New condos being built in Third Street in Sidney. (Steven Heywood/News Staff)

New condos being built in Third Street in Sidney. (Steven Heywood/News Staff)

North Saanich added to list of places that want tax exemption

District seeks meeting with Province about alternatives

North Saanich is adding its name to the list of B.C. municipalities that want out of the NDP’s proposed speculation tax, as concerns from property owners, faced with paying more to keep their homes, continue.

Like their neighbours in Sidney, the District voted April 16 to ask B.C.’s Municipal Affairs and Housing Minister Selina Robinson to grant North Saanich an exemption from the proposed tax, following a series of letters and presentations from home owners in the community — not the least of which came from a relation of a well-known family on the Saanich Peninsula.

RELATED: Rural cabins, cottages exempted form speculation tax.

David Allan, brother-in-law to Malcolm Winspear, said he flew in from Toronto to specifically address concerns he and the Winspears have about the tax. The Winspear family is prominent on the Saanich Peninsula, as the Mary Winspear Centre is named for a family member who spent summers in North Saanich in the early and mid-1900s, eventually moved to Sidney, and whose community involvement led to the area’s cultural hub being named in her honour.
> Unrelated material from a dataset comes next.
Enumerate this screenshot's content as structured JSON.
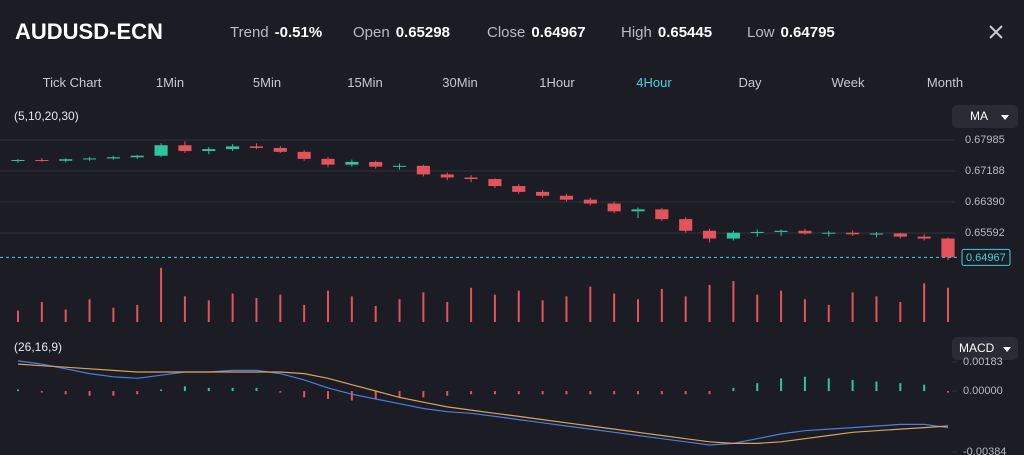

Allan, whose own family is one of the Centre’s founding donors, said a tax targeting land speculation might be appropriate, but the one being proposed “sweeps up and punishes long-time landowners.”
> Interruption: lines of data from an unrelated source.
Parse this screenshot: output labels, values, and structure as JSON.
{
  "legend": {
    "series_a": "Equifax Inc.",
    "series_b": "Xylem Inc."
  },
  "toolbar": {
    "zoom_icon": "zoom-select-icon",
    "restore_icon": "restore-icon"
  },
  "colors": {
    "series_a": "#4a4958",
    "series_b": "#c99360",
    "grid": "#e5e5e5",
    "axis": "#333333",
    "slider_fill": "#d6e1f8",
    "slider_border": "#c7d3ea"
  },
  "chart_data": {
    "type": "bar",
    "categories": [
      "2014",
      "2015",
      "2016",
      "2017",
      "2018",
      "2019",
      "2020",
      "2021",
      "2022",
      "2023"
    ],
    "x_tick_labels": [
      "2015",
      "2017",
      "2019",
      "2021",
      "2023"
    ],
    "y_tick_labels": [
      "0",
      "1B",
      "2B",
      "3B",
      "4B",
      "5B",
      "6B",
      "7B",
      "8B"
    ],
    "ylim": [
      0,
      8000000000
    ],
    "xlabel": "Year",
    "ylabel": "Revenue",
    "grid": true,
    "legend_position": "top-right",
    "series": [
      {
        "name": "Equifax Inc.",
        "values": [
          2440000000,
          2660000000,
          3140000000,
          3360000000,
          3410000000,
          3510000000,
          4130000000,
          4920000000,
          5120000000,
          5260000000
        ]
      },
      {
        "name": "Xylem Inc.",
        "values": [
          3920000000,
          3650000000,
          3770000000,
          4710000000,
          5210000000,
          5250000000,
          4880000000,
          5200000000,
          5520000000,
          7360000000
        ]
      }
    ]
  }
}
“Our family’s soul is here on the Island. Does this sound like land speculation?”

The proposed tax, according to the Province, is designed to reduce property speculation, creating incentive for people holding onto vacant homes to add them to tight rental markets in parts of B.C.

Like Allan, other property owners pointed to long-term family ownership of homes in North Saanich, and that the tax could force some to sell their homes — in some cases, preventing them from retiring in the community.
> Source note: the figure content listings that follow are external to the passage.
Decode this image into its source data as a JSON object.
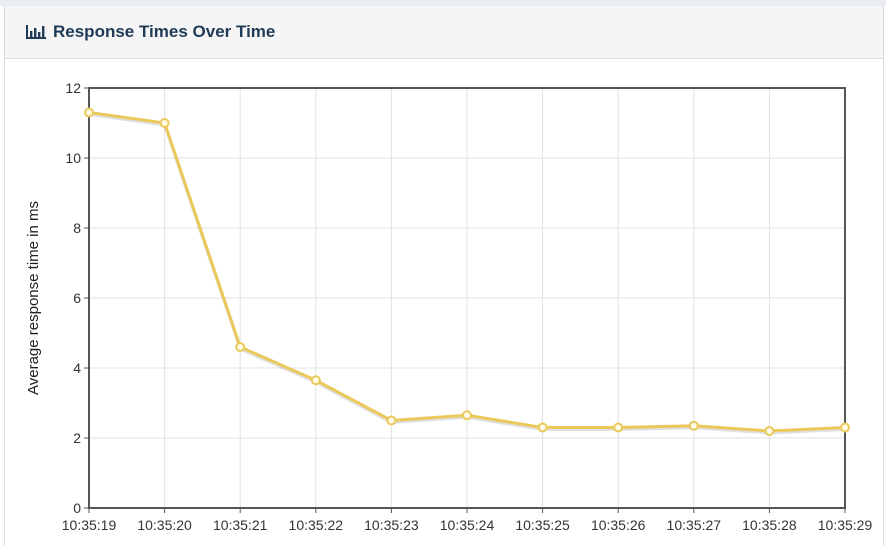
{
  "panel": {
    "title": "Response Times Over Time",
    "icon": "bar-chart-icon"
  },
  "chart_data": {
    "type": "line",
    "ylabel": "Average response time in ms",
    "xlabel": "",
    "ylim": [
      0,
      12
    ],
    "yticks": [
      0,
      2,
      4,
      6,
      8,
      10,
      12
    ],
    "grid": true,
    "categories": [
      "10:35:19",
      "10:35:20",
      "10:35:21",
      "10:35:22",
      "10:35:23",
      "10:35:24",
      "10:35:25",
      "10:35:26",
      "10:35:27",
      "10:35:28",
      "10:35:29"
    ],
    "series": [
      {
        "color": "#ebc85a",
        "values": [
          11.3,
          11.0,
          4.6,
          3.65,
          2.5,
          2.65,
          2.3,
          2.3,
          2.35,
          2.2,
          2.3
        ]
      }
    ]
  }
}
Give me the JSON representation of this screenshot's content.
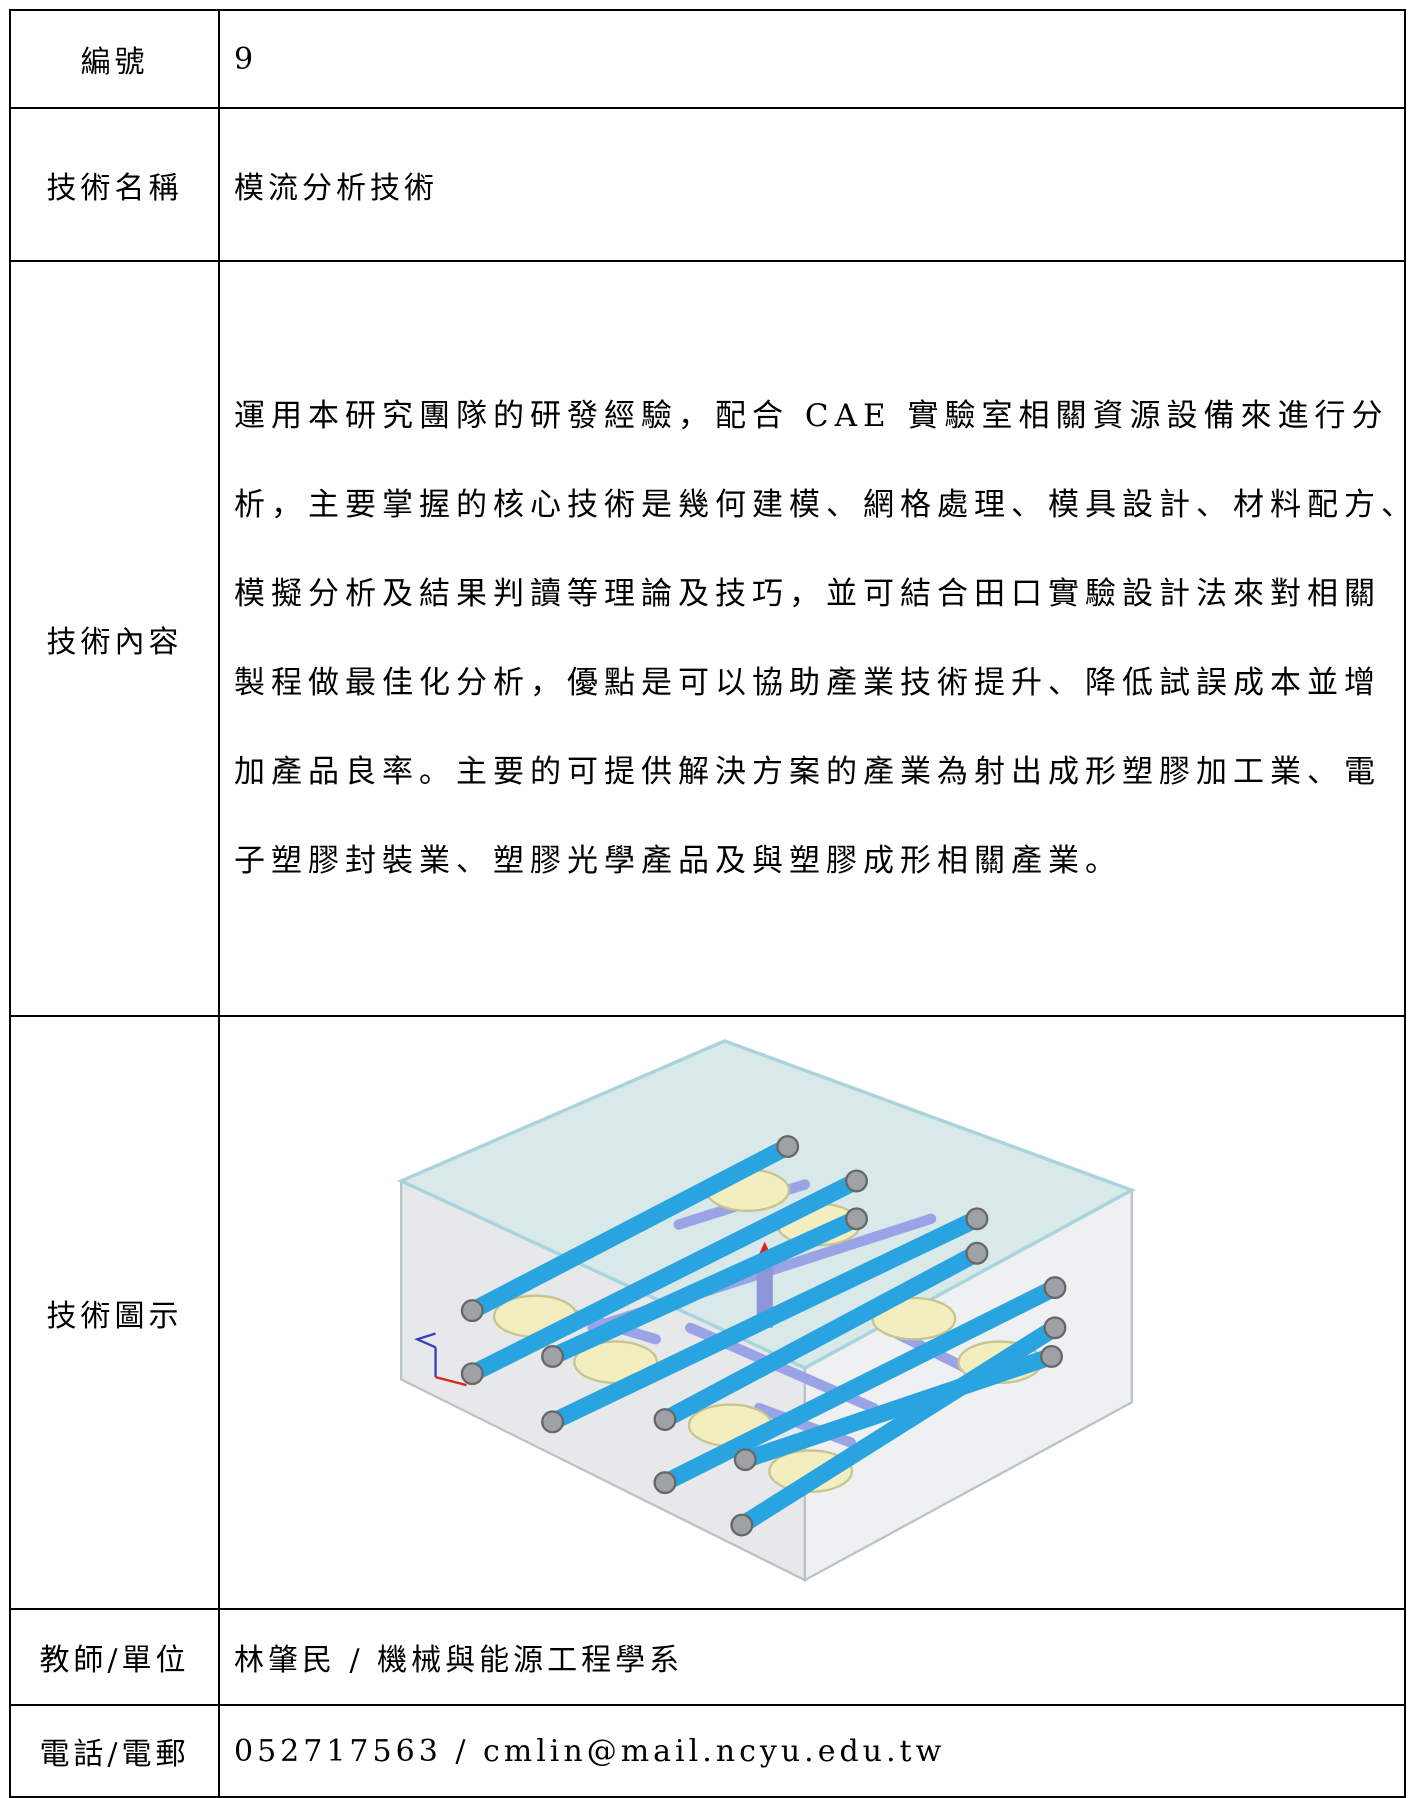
{
  "table": {
    "rows": [
      {
        "label": "編號",
        "value": "9"
      },
      {
        "label": "技術名稱",
        "value": "模流分析技術"
      },
      {
        "label": "技術內容",
        "lines": [
          "運用本研究團隊的研發經驗，配合 CAE 實驗室相關資源設備來進行分",
          "析，主要掌握的核心技術是幾何建模、網格處理、模具設計、材料配方、",
          "模擬分析及結果判讀等理論及技巧，並可結合田口實驗設計法來對相關",
          "製程做最佳化分析，優點是可以協助產業技術提升、降低試誤成本並增",
          "加產品良率。主要的可提供解決方案的產業為射出成形塑膠加工業、電",
          "子塑膠封裝業、塑膠光學產品及與塑膠成形相關產業。"
        ]
      },
      {
        "label": "技術圖示"
      },
      {
        "label": "教師/單位",
        "value": "林肇民 / 機械與能源工程學系"
      },
      {
        "label": "電話/電郵",
        "value": "052717563 / cmlin@mail.ncyu.edu.tw"
      }
    ]
  }
}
RELATED: ‘Not well thought out:’ Arizona family slams B.C. speculation tax.

A group of people from Phoenix and Scottsdale, Arizona who own homes in North Saanich and Sidney have combined their voices and could look to lobby the Province to change or drop the speculation tax.

Spokesperson Drew Sexton said this group of 10 families have been long-term property owners on the Saanich Peninsula and spend anywhere from four to six months in B.C. They are afraid that the tax could cost them between $40,000 and $60,000 – depending on the value of their property – and some would have to sell their homes as a result.

“They really consider it their home,” he said from Phoenix. “They have relationships up there.”

Sexton noted there seems to already be a lot of pushback against the tax and credited Sidney and North Saanich for asking for exemptions. Neither Sidney nor the Capital Regional District were dropped from the tax when the Province updated the proposed tax back in March. Sexton suggested that while there may be a need for ways to curb vacancies and ease the rental market in B.C., there should be a way to differentiate between land speculators and long-term home owners.

RELATED: B.C. groups form coalition with ‘Scrap the Speculation Tax’ campaign.

North Saanich Councillor Geoff Orr noted there are 310 households in the District — or 6.3 per cent of its 4,900 homes overall – that could be affected by the tax. Of those, approximately 150, he said, are owned by non-Canadian residents. Orr estimated that the tax could cost homeowners a combined $2 million or more.

“We should send a strong message that we don’t support this tax,” he said.

Included in North Saanich’s letter to the minister, is a request for a meeting with Robinson or her staff, to discuss other options to the speculation tax. Those include changing it to a transactional speculation tax, rather than a vacant land tax, as well as additional consultation on the economic consequences, if the Province insists on its version of the tax.

Mayor Alice Finall said she sees the tax, as it stands, as punitive and unfair to people who clearly are not property speculators. She added, however, that affordable housing issues are complex and people have been asking the various levels of government to do something about it.

Finall said she’d like to see existing properties grandfathered, should the speculation tax proceed.

While some councillors differed on how to proceed, a motion to seek an exemption – and a meeting with the Minister – passed in a 4-3 vote.